The UK's leading contractor site. Trusted by over 100,000 monthly visitors

What contractors can learn about control from HMRC’s False Self-Employment guidance

Limited company and umbrella contractors are outside the scope of the False Self-Employment legislation, due to a technicality.

So, thankfully HMRC’s new guidance on how the Onshore employment intermediaries: false self-employment legislation should be implemented won’t actually affect the vast majority of contractors. But it does provide some valuable insights into how HMRC views supervision, direction and control that can provide contractors with some lessons about control in the context of IR35.

Contractors should be doubly grateful that they are not affected as the guidance is also sufficiently ambiguous that it is potentially at odds with the source legislation. Agencies are going to have a nightmare when they have to start reporting from 6 July 2015, as they “must be able to prove to HMRC, if asked, why the workers wasn’t treated as an employee”.

The guidance goes on to say that: “From 6 April 2014, a worker must be treated as an employee for Income Tax and National Insurance (NI) purposes if the worker…is, or can be, supervised, directed or controlled by someone as to how they do the work.”

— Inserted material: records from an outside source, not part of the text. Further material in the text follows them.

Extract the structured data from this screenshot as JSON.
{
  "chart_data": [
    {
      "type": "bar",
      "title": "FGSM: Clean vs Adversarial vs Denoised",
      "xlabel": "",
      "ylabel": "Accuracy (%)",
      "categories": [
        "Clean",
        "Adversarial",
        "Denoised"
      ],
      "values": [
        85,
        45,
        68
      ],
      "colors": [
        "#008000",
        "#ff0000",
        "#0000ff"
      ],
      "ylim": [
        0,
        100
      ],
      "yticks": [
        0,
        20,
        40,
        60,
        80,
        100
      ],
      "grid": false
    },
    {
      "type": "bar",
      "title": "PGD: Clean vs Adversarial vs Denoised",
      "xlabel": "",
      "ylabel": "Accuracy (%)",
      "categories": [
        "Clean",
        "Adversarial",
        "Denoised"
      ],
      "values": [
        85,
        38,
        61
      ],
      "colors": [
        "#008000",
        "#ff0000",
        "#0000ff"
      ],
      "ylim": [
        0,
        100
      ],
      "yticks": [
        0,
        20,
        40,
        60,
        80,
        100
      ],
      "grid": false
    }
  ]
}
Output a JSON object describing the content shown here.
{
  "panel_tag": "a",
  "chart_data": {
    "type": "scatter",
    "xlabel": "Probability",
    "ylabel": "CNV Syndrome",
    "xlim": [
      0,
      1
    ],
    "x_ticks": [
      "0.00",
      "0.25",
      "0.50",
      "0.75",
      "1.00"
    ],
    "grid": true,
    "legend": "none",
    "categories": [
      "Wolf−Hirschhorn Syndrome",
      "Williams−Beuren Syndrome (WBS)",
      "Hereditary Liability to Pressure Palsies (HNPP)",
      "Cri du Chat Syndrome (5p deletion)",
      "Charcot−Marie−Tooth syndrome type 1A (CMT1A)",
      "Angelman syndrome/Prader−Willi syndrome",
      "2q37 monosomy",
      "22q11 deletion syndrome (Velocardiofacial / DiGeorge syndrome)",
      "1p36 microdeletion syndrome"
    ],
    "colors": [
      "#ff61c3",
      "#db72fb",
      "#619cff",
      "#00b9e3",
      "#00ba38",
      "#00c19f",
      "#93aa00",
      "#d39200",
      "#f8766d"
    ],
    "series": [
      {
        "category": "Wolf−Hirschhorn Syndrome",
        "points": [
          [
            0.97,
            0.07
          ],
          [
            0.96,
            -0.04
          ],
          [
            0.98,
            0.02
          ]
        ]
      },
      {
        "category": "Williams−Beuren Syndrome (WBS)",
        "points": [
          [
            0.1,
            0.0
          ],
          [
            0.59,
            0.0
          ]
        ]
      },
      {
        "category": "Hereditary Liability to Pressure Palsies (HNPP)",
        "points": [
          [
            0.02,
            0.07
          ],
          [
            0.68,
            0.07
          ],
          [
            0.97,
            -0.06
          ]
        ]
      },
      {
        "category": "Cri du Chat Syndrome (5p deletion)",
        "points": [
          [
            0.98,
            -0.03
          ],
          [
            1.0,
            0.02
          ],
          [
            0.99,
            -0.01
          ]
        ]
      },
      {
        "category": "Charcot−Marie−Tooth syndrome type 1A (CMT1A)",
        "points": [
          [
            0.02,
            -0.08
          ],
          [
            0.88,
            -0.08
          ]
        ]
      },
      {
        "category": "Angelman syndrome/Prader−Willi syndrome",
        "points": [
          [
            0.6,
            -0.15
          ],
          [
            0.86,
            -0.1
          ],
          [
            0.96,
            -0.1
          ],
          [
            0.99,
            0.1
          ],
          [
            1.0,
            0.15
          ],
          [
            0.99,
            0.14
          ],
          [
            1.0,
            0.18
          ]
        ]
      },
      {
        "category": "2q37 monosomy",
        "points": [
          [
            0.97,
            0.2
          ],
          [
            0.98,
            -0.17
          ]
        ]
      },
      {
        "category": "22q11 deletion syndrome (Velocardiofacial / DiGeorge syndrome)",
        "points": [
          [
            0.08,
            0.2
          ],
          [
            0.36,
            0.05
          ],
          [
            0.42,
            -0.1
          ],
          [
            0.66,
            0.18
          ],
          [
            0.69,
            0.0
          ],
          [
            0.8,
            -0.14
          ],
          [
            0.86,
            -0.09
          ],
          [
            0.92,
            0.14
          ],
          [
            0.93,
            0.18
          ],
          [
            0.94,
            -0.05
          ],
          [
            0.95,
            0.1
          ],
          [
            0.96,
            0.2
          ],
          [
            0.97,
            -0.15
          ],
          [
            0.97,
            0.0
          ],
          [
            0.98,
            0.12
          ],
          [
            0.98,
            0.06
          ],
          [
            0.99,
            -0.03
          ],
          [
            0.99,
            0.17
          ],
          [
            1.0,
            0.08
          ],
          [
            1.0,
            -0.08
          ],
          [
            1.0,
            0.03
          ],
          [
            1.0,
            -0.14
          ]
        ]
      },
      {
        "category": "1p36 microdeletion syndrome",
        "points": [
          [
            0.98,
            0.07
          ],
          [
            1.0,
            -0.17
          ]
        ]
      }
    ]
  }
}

That’s a worry, because this is not exactly what the source legislation says. It says that “a worker must pay income tax and National Insurance Contributions (NICs) via PAYE if…the worker is subject to supervision, direction and control as to the manner the services are provided.”

The legislation continues by saying that PAYE applies: “If the agency cannot show there is no supervision, direction and control as to the manner the services are provided.”

You could interpret HMRC’s guidance as saying that the worker must be treated as an employee if there is supervision, direction and control present. On the other hand, the legislation is quite clear that the worker must be treated as an employee unless the agency can prove the absence of supervision, direction and control.

So, which is it? Proving something is there is much easier than proving the absence of something.

To illustrate how absurd this has become, here is a real life analogy. You could bury a coin in your garden and you could prove it is there by finding it. But if you didn’t bury the coin, you couldn’t prove it wasn’t there unless you did a serious amount of digging. You can only come close to proving the absence of something by searching everywhere for it and concluding that you just can’t find it. That’s a lot of effort.

Extrapolating this analogy, will agencies now have to search every garden and conclude whether they did or didn’t find a coin in any of them? How big does the search have to be? What depth of digging would be considered enough for HMRC?

Is it going to be enough for agencies to simply report to HMRC that: “We investigated the worker and the client and to the best of our knowledge could not find any evidence of supervision, direction and control.” Will HMRC then turn up and say: “Sorry, but you didn’t look hard enough as we think it clearly does exist”? The situation could become farcical.

The most likely outcome is that either agencies will default to treating all workers as employees and apply PAYE, and leave it to the worker to sort out the mess. Or they will create a checklist on which the supervision, direction and control decision will be based. And verbally the worker might be told that if they choose yes for questions (a), (e) and (h), then they can get paid gross.

There is another aspect of the guidance that provides a valuable lesson about how HMRC is starting to think about supervision, direction and control. And remember that control is a key element of determining whether a contractor is caught by IR35.

HMRC advises agencies that they: “Should ask the worker to keep any documents that prove they weren’t, or couldn’t be, supervised, directed or controlled as to how they did their work.” OK, thanks for the suggestion, but what kind of documents, exactly?

Thinking about it, having this kind of documentary evidence could almost prove without question that a contractor is outside of IR35 because supervision direction and control could not have possibly applied. And it would not be that hard for a contractor to generate.

For many contractors, it might require doing something sneaky like sending an email to their client project manager saying something along the lines of: “Regarding the design and implementation of the functionality agreed at the meeting, did you want to get involved and tell me how to build this, or shall I just get on with it and deliver the result?”

Our experience is that most project managers hire contractors precisely so they don’t have to get involved. So the response is almost certainly going to be: “Just get on with it and show me when it’s done.”

That would prove pretty conclusively that the contractor was not being told how to do something. In fact, there is probably no better way of providing evidence for the absence of control than asking for direction and being told it won’t be given.

Contractors can heave a sigh of relief that they won’t be put through the pantomime that self-employed sole-traders and partnerships will suffer is seeking work through agencies. They can also learn from the experience of their less fortunate fellow flexible workers, and send those sneaky emails just in case HMRC turns its attention on them.